When detected early, bladder cancer can be treated successfully. Initial treatment of bladder cancer is based on a tumor’s clinical stage, determined by how deep the tumor is thought to have grown into the bladder wall, and whether or not it has spread beyond the bladder.  Other factors, such as the size and grade of the tumor, may also affect treatment options. 

 

Unfortunately, bladder cancer has a very high rate of recurrence, one of the highest among the cancers. Because of the high risk of recurrence, patients who have been treated for bladder cancer undergo follow-up endoscopy every 3-6 months.
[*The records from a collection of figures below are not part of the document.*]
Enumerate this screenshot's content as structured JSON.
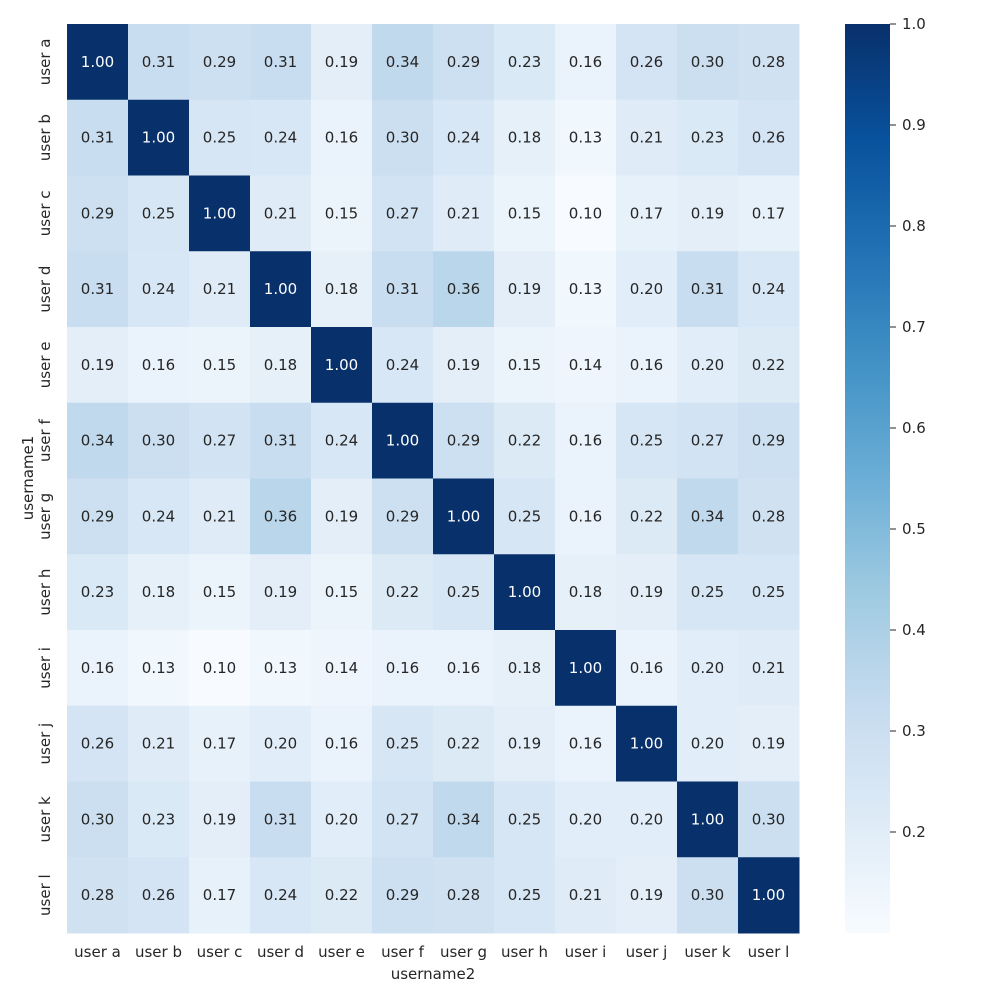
{
  "chart_data": {
    "type": "heatmap",
    "xlabel": "username2",
    "ylabel": "username1",
    "x_categories": [
      "user a",
      "user b",
      "user c",
      "user d",
      "user e",
      "user f",
      "user g",
      "user h",
      "user i",
      "user j",
      "user k",
      "user l"
    ],
    "y_categories": [
      "user a",
      "user b",
      "user c",
      "user d",
      "user e",
      "user f",
      "user g",
      "user h",
      "user i",
      "user j",
      "user k",
      "user l"
    ],
    "values": [
      [
        1.0,
        0.31,
        0.29,
        0.31,
        0.19,
        0.34,
        0.29,
        0.23,
        0.16,
        0.26,
        0.3,
        0.28
      ],
      [
        0.31,
        1.0,
        0.25,
        0.24,
        0.16,
        0.3,
        0.24,
        0.18,
        0.13,
        0.21,
        0.23,
        0.26
      ],
      [
        0.29,
        0.25,
        1.0,
        0.21,
        0.15,
        0.27,
        0.21,
        0.15,
        0.1,
        0.17,
        0.19,
        0.17
      ],
      [
        0.31,
        0.24,
        0.21,
        1.0,
        0.18,
        0.31,
        0.36,
        0.19,
        0.13,
        0.2,
        0.31,
        0.24
      ],
      [
        0.19,
        0.16,
        0.15,
        0.18,
        1.0,
        0.24,
        0.19,
        0.15,
        0.14,
        0.16,
        0.2,
        0.22
      ],
      [
        0.34,
        0.3,
        0.27,
        0.31,
        0.24,
        1.0,
        0.29,
        0.22,
        0.16,
        0.25,
        0.27,
        0.29
      ],
      [
        0.29,
        0.24,
        0.21,
        0.36,
        0.19,
        0.29,
        1.0,
        0.25,
        0.16,
        0.22,
        0.34,
        0.28
      ],
      [
        0.23,
        0.18,
        0.15,
        0.19,
        0.15,
        0.22,
        0.25,
        1.0,
        0.18,
        0.19,
        0.25,
        0.25
      ],
      [
        0.16,
        0.13,
        0.1,
        0.13,
        0.14,
        0.16,
        0.16,
        0.18,
        1.0,
        0.16,
        0.2,
        0.21
      ],
      [
        0.26,
        0.21,
        0.17,
        0.2,
        0.16,
        0.25,
        0.22,
        0.19,
        0.16,
        1.0,
        0.2,
        0.19
      ],
      [
        0.3,
        0.23,
        0.19,
        0.31,
        0.2,
        0.27,
        0.34,
        0.25,
        0.2,
        0.2,
        1.0,
        0.3
      ],
      [
        0.28,
        0.26,
        0.17,
        0.24,
        0.22,
        0.29,
        0.28,
        0.25,
        0.21,
        0.19,
        0.3,
        1.0
      ]
    ],
    "value_format": "2 decimals",
    "colormap": "Blues",
    "vmin": 0.1,
    "vmax": 1.0,
    "colorbar_ticks": [
      "0.2",
      "0.3",
      "0.4",
      "0.5",
      "0.6",
      "0.7",
      "0.8",
      "0.9",
      "1.0"
    ],
    "colors": {
      "low": "#f7fbff",
      "high": "#08306b",
      "dark_text": "#262626",
      "light_text": "#ffffff"
    }
  }
}
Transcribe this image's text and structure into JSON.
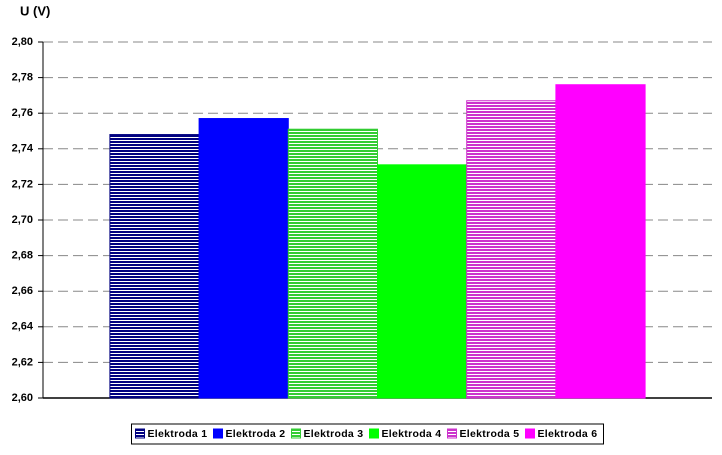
{
  "chart_data": {
    "type": "bar",
    "y_label": "U (V)",
    "categories": [
      null
    ],
    "series": [
      {
        "name": "Elektroda 1",
        "color": "#000080",
        "pattern": "striped",
        "values": [
          2.748
        ]
      },
      {
        "name": "Elektroda 2",
        "color": "#0000ff",
        "pattern": "solid",
        "values": [
          2.757
        ]
      },
      {
        "name": "Elektroda 3",
        "color": "#33cc33",
        "pattern": "striped",
        "values": [
          2.751
        ]
      },
      {
        "name": "Elektroda 4",
        "color": "#00ff00",
        "pattern": "solid",
        "values": [
          2.731
        ]
      },
      {
        "name": "Elektroda 5",
        "color": "#cc33cc",
        "pattern": "striped",
        "values": [
          2.767
        ]
      },
      {
        "name": "Elektroda 6",
        "color": "#ff00ff",
        "pattern": "solid",
        "values": [
          2.776
        ]
      }
    ],
    "ylim": [
      2.6,
      2.8
    ],
    "yticks": [
      {
        "value": 2.6,
        "label": "2,60"
      },
      {
        "value": 2.62,
        "label": "2,62"
      },
      {
        "value": 2.64,
        "label": "2,64"
      },
      {
        "value": 2.66,
        "label": "2,66"
      },
      {
        "value": 2.68,
        "label": "2,68"
      },
      {
        "value": 2.7,
        "label": "2,70"
      },
      {
        "value": 2.72,
        "label": "2,72"
      },
      {
        "value": 2.74,
        "label": "2,74"
      },
      {
        "value": 2.76,
        "label": "2,76"
      },
      {
        "value": 2.78,
        "label": "2,78"
      },
      {
        "value": 2.8,
        "label": "2,80"
      }
    ],
    "grid": true,
    "legend": "bottom"
  }
}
For the rest of the patient’s life, a cystoscopy on a quarterly, semi-annual or annual basis is essential.

 

It is estimated that over 4 million cystoscopies are performed each year and approximately US$4B is spent on bladder cancer surveillance annually.

 

Bladder cancer is the most expensive cancer to treat over the lifetime of a patient.

 

The majority (about 70%) of bladder cancers are superficial meaning they are only in the lining of the bladder. However, if left undiagnosed and untreated, these cells can invade the muscle wall which could require complete removal of the bladder - a radical cystectomy.

 

It is important that cystoscopy imaging be both:

  • Highly sensitive by being able to detect subtle cancer
  • Specific meaning able to distinguish between benign and cancerous tumors

These two attributes enable surgeons to remove cancerous tissue at an early stage.